XIX

Dagobert s’en était allé au couvent, persuadé que Jeanne dormait encore.

Mais Jeanne ne dormait guère depuis deux ou trois jours. Jeanne était triste le jour ; elle pleurait silencieusement la nuit. Cependant, aucune explication n’avait eu lieu entre elle et Dagobert.

Jeanne avait vu Dagobert, en fureur, menacer le beau gentilhomme qui venait si souvent à la forge, de lui briser la tête d’un coup de marteau.

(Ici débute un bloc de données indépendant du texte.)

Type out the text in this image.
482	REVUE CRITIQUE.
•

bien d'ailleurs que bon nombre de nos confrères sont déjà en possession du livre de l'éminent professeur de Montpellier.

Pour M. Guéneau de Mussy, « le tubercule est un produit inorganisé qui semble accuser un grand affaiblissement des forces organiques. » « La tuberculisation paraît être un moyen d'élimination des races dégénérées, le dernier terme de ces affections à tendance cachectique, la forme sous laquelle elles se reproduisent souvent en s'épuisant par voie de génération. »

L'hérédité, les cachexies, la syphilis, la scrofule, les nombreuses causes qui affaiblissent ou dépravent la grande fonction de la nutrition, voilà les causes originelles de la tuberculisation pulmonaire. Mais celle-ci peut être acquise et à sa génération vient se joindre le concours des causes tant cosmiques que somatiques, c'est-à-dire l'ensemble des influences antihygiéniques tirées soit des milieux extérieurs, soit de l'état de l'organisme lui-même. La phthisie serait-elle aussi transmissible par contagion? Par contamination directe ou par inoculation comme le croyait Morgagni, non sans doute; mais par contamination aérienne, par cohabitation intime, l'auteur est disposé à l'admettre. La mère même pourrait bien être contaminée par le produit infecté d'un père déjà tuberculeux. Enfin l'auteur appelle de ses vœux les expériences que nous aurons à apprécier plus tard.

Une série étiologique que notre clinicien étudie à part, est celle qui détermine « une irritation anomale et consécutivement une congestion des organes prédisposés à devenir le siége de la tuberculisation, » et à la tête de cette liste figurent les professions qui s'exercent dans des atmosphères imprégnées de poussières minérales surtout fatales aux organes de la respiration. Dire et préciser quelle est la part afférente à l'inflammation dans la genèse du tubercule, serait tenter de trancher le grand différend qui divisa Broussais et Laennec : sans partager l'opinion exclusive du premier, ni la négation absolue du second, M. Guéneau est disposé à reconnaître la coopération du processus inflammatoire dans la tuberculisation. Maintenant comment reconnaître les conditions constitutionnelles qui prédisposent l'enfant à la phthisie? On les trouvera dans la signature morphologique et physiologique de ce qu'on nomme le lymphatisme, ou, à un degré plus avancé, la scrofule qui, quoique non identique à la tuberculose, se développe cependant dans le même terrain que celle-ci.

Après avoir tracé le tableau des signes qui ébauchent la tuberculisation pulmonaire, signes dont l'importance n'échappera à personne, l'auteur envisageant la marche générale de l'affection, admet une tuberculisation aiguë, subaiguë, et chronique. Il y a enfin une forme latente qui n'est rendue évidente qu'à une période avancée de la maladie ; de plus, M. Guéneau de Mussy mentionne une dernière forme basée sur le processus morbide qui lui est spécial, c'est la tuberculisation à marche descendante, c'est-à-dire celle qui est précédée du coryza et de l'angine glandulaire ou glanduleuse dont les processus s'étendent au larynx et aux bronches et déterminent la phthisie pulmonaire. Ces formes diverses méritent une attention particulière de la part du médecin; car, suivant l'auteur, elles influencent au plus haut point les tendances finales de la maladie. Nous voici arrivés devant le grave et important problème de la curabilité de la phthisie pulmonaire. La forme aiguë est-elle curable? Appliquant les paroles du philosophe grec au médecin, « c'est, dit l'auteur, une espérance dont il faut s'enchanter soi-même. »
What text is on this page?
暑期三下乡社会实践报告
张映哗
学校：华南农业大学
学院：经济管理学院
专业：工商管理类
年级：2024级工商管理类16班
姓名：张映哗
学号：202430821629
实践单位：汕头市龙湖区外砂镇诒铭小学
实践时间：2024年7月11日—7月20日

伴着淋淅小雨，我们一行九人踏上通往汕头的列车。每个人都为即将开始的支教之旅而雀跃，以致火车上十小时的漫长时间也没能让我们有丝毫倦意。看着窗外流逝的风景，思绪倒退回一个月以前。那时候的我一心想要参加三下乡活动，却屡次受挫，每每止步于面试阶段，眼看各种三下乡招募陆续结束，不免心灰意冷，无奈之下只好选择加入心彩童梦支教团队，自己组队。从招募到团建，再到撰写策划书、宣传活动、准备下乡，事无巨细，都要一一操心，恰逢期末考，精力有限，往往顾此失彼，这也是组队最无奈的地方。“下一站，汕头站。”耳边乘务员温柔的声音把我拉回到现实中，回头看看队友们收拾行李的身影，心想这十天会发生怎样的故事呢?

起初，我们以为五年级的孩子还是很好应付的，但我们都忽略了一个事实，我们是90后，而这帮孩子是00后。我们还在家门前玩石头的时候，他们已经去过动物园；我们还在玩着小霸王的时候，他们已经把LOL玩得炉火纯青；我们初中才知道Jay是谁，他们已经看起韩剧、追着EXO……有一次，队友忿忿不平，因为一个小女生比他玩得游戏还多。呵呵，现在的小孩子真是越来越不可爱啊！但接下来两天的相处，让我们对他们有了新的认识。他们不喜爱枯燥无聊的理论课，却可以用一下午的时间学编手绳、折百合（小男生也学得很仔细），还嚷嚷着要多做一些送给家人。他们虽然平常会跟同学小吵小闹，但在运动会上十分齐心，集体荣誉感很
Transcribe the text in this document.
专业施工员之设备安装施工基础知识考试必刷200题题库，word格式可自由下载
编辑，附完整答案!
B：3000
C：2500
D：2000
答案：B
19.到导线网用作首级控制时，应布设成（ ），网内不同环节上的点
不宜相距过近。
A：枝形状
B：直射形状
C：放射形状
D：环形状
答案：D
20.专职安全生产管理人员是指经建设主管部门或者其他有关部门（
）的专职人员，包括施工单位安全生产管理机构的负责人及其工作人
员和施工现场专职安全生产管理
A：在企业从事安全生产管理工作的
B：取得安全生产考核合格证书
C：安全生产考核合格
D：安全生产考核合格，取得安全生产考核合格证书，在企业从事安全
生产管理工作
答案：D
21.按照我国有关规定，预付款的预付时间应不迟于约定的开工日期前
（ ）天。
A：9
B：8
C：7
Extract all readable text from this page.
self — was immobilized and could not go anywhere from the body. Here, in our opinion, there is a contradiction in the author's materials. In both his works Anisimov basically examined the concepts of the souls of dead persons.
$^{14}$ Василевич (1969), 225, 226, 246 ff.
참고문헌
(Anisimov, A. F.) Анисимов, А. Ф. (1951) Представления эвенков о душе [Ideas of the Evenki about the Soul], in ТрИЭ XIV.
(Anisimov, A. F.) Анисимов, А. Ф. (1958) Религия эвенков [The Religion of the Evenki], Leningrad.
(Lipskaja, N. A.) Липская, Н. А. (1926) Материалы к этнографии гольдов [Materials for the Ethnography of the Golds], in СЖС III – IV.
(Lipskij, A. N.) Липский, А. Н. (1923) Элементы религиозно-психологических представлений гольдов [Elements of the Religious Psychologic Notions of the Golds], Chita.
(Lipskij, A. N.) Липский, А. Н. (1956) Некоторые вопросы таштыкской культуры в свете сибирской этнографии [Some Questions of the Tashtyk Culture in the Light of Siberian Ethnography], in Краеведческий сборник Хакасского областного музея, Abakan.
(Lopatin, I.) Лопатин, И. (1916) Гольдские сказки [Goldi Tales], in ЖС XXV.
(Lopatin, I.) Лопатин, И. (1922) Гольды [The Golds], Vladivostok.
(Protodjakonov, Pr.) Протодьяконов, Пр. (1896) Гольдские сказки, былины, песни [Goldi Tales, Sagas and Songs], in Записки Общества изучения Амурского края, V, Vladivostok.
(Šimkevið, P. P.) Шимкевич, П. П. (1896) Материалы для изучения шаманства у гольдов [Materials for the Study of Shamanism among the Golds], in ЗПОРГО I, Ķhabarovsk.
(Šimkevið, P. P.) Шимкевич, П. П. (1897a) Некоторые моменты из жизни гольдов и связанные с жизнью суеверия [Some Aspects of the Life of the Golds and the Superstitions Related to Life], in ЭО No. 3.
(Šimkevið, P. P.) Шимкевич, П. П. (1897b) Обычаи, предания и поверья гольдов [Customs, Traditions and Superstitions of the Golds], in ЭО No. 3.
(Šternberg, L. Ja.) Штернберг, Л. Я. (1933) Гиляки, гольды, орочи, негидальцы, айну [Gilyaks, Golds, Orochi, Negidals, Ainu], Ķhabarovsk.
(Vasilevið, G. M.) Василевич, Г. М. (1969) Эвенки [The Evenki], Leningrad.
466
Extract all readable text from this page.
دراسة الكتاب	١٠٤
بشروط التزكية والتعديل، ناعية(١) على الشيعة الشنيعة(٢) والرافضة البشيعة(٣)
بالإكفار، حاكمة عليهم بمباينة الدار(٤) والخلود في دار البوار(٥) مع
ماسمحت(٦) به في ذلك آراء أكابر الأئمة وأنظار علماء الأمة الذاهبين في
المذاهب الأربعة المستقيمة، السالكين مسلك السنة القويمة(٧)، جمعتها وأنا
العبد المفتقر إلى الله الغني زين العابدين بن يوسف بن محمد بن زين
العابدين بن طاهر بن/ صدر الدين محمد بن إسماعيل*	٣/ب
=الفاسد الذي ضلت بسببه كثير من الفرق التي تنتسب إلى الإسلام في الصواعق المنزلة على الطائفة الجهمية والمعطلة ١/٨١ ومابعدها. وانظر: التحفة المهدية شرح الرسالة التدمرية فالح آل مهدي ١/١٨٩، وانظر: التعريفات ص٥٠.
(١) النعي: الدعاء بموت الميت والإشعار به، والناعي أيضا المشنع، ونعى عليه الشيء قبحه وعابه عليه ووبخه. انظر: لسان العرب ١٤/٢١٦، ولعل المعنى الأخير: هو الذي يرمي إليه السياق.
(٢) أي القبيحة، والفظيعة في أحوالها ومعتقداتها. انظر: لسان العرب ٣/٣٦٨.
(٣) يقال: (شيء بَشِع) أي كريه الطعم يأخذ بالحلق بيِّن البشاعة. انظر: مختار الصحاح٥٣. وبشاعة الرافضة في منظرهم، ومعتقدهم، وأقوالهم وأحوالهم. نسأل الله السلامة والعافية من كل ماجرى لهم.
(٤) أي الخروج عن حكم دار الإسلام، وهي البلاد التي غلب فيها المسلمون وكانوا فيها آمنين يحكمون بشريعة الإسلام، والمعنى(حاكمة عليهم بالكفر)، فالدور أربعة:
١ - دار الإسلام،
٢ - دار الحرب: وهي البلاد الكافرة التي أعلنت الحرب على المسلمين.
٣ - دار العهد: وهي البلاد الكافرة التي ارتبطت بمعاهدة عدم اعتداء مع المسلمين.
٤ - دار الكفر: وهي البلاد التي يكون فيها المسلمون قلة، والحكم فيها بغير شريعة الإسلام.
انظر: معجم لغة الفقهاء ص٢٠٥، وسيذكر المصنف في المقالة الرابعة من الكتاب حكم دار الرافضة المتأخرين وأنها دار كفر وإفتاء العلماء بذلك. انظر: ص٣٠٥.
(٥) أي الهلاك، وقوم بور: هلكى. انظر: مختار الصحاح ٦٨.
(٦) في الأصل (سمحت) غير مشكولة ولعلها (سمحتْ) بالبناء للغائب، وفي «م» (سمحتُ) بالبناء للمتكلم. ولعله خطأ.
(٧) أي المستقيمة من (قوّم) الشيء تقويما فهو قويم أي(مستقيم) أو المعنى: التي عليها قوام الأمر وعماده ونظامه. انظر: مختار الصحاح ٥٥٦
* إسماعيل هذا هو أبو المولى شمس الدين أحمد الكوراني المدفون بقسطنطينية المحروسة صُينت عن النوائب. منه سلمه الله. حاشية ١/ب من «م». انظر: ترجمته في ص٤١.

Mais au premier mot qu’elle avait voulu prononcer le lendemain, Dagobert l’avait arrêtée en lui disant :

– Voyez-vous, la demoiselle, je vous suis dévoué au point de donner pour vous la dernière goutte de mon sang, mais ne me demandez jamais pourquoi j’ai chassé ce beau coq qui venait ici chaque jour.

Et Jeanne n’avait plus rien dit.

Seulement, elle était triste, et sa tristesse fendait l’âme à Dagobert.

Seulement, au lieu de s’endormir chaque soir, à l’heure accoutumée, quand elle avait fait sa prière, elle fondait en larmes, et le matin, bien avant le jour, elle pleurait encore, ce qui faisait qu’elle entendait Dagobert se lever et descendre et allumer le feu de la forge.

Certes, le forgeron, ce matin-là, aurait pu battre son fer à l’arrivée de la bohémienne. Jeanne ne dormait pas. La jeune fille, entendant frapper à la porte, avait même eu un vague espoir.

Si ce n’était Lucien, peut-être, au moins, était-ce Benoît le bossu ?

Et Benoît était le messager de Lucien, et elle l’avait vu venir l’avant-veille et parler mystérieusement à Dagobert, qui l’avait renvoyé assez durement.

Jeanne s’était levée sans bruit, puis elle avait entr’ouvert la porte qui donnait sur l’escalier, et elle avait prêté l’oreille.

Alors, elle avait entendu la singulière conversation de Dagobert et de la bohémienne. Qu’était-ce que cette femme ? Jeanne ne la voyait point, mais elle l’entendait.

Aussi, la curieuse jeune fille s’agenouilla-t-elle sur le sol de sa chambre, qui était fait de planches grossièrement assemblées.

Entre ces deux planches, il y avait une fente qui laissait passer un filet de clarté.

Jeanne avait collé son œil à cette planche et elle avait vu la bohémienne adossée à l’enclume, tenant la main de Dagobert dans les siennes.

Toinon disant la bonne aventure, pronostiquant l’avenir, avait quelque chose d’inspiré et de fatal qui avait frappé Jeanne.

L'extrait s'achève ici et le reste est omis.